A UK eco-town could host the first large-scale trial of an affordable LED light bulb that is as bright as traditional bulbs.
Oxfordshire company Zeta Controls has developed a new kind of energy-efficient light bulb comprising 90 LEDs that the company claims uses 10W to produce the same amount of light as a 60W incandescent bulb and could last up to 20 years.
The bulbs, which use a plastic structure to hold the LEDs in place and do not contain the mercury found in traditional energy-saving lights, are being considered for use in Bicester Eco Development led by housing provider A2Dominion.
Anthony McClellan, Zeta’s commercial director, told The Engineer: ‘We’ve strategically placed the 90 LEDs around the outside of the structure to mimic the light spread that you get from a 60W bulb.
‘On the technical side, the power challenges were getting a high power factor from such a low wattage and making it fully dimmable.’
LED light bulbs have traditionally required a large aluminium heatsink to keep the bulb cool, but that adds both weight and cost. The heatsink is also thought to reduce the effectiveness of the light dissipation.
Zeta has incorporated several air vents into the plastic structure of its 650-lumen bulb to help airflow between the yellow LED arrays. ‘You can run the light bulb until it reaches thermo-stability and you’ll still be able to take it out and put it back in,’ said McClellan.

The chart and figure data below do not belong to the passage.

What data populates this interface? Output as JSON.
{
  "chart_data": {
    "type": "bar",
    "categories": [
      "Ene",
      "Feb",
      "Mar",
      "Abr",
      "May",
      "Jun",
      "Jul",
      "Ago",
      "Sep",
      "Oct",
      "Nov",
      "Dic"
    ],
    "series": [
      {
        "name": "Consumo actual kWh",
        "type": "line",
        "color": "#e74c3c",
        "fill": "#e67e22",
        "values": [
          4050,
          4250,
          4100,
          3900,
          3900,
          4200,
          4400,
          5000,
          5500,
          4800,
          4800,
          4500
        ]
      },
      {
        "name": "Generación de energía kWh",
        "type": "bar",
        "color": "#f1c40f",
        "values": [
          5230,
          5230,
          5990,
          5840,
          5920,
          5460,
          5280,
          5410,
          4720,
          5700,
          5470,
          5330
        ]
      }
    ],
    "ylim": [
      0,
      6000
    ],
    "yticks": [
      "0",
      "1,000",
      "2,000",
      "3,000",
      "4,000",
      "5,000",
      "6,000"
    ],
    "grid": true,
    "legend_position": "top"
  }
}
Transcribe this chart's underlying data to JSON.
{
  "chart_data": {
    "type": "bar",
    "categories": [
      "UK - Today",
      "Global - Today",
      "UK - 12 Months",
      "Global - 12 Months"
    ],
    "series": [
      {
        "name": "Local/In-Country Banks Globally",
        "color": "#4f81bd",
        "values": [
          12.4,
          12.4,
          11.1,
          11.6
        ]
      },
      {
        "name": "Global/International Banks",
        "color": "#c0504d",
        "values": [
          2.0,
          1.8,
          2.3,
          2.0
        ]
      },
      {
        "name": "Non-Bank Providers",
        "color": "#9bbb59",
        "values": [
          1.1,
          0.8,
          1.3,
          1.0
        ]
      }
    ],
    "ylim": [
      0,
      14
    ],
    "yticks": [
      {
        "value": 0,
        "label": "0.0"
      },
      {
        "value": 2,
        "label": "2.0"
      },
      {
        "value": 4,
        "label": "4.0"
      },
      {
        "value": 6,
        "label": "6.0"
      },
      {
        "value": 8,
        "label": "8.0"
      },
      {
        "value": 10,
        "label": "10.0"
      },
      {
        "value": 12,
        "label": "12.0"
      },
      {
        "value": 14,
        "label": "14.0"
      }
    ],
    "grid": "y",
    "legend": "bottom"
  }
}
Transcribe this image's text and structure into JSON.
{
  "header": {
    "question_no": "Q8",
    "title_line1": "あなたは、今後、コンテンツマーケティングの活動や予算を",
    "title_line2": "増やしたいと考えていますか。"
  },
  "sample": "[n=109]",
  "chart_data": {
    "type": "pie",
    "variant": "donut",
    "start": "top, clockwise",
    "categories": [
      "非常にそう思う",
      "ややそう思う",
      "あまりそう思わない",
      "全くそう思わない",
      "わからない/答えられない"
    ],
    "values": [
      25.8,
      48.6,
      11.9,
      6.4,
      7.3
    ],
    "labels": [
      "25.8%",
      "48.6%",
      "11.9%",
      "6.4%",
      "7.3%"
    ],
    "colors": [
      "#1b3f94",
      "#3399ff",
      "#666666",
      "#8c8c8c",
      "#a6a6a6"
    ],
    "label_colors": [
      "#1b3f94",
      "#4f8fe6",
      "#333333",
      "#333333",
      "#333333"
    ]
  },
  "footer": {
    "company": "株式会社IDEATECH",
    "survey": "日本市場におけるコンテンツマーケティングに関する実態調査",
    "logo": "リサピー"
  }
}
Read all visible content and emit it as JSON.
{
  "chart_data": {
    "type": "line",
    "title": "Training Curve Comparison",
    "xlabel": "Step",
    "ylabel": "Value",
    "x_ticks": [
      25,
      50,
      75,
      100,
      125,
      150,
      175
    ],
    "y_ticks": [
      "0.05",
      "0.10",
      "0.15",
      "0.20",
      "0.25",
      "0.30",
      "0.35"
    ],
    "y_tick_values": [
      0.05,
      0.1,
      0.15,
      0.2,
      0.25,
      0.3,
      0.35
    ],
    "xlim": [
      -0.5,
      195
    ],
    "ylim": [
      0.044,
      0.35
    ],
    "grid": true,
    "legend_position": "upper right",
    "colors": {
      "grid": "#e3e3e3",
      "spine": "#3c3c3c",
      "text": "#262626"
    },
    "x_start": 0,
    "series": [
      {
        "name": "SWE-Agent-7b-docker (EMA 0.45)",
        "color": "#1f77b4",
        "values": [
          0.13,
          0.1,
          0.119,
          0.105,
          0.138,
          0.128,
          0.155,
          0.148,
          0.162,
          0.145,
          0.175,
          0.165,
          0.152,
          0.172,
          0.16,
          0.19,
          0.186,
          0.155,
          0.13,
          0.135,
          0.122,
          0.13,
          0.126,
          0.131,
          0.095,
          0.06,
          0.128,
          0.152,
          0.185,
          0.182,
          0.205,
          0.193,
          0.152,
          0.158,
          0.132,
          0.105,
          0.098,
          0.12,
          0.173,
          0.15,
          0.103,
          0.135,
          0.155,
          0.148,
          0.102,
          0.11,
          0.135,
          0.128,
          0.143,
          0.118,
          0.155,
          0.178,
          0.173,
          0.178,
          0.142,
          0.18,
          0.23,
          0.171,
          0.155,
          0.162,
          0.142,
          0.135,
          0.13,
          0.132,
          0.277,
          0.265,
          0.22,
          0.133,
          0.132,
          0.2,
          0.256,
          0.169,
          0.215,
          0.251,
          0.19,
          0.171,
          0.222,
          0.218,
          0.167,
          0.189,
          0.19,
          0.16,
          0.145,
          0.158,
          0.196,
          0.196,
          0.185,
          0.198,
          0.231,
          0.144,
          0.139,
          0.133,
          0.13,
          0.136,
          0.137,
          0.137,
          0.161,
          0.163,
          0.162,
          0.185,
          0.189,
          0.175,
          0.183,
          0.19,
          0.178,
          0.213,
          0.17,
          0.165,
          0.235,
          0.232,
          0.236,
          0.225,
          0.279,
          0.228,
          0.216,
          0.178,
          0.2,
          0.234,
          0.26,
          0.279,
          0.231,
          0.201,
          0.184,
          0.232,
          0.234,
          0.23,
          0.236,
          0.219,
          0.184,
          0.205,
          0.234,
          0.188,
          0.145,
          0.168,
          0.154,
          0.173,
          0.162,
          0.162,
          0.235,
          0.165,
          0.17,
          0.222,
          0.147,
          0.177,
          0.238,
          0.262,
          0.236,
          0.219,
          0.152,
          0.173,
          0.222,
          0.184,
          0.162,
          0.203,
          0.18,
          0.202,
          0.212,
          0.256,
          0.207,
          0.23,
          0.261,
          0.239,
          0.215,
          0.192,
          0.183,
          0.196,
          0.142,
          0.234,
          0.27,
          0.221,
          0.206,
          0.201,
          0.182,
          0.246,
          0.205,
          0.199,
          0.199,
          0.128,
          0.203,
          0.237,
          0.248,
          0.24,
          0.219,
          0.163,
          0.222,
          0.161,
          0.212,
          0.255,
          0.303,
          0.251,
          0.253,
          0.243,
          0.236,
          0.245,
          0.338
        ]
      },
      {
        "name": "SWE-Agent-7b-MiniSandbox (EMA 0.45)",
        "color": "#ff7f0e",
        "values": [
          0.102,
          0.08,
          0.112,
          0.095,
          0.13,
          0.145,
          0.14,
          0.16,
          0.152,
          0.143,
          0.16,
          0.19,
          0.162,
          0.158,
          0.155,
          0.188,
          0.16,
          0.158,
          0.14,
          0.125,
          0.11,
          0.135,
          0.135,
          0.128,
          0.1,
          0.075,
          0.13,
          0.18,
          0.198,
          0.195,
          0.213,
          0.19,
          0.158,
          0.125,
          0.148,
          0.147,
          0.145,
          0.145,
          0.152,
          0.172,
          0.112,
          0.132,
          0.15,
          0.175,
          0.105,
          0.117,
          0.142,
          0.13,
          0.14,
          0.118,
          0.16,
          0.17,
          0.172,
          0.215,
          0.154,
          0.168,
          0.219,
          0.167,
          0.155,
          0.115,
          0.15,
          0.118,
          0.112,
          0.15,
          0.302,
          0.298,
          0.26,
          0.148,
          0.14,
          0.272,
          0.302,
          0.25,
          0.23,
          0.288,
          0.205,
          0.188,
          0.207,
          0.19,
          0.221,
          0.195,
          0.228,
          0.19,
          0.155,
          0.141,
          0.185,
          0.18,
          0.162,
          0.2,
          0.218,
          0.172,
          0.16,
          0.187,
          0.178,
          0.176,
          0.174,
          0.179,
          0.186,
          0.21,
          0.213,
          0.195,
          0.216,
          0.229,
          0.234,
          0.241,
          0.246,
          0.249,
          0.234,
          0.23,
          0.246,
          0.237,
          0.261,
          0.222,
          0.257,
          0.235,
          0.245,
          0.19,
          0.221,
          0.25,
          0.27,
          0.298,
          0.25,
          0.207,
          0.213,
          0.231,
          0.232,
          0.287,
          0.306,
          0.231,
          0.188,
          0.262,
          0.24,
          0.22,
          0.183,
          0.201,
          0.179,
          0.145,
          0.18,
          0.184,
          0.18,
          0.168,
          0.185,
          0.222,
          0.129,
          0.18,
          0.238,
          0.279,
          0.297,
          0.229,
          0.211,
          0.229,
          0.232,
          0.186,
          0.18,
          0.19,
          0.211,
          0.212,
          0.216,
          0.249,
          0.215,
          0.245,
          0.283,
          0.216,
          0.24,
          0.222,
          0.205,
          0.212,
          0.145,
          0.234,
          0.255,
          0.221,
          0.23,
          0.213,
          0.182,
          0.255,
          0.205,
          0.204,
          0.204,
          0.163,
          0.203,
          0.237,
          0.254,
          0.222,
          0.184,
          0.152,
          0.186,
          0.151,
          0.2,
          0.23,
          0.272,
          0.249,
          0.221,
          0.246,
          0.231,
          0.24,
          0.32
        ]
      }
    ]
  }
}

He added that the new bulb, dubbed the LifeBulb, is not contained within a glass shell as this would prevent airflow between the 90 individual LEDs. However, Zeta is still considering the possibility of covering each LED section with individual pieces of glass for protection purposes.
As a result of removing the expensive aluminium heatsink, Zeta is able to produce its energy-efficient bulbs at a cheaper price than existing LED bulbs — around £4 per bulb to manufacture with a retail price of around £6.
The potential energy savings mean that the running costs of the new bulb are only 13 per cent of a normal 60W incandescent bulb.
The company has received a £30,000 Technology Strategy Board (TSB) grant to help with a feasibility study into smart power distribution and demand as part of Bicester’s new eco-town development.
The LifeBulb was developed with a £450,000 TSB grant that was allocated to help Zeta make a market-ready prototype.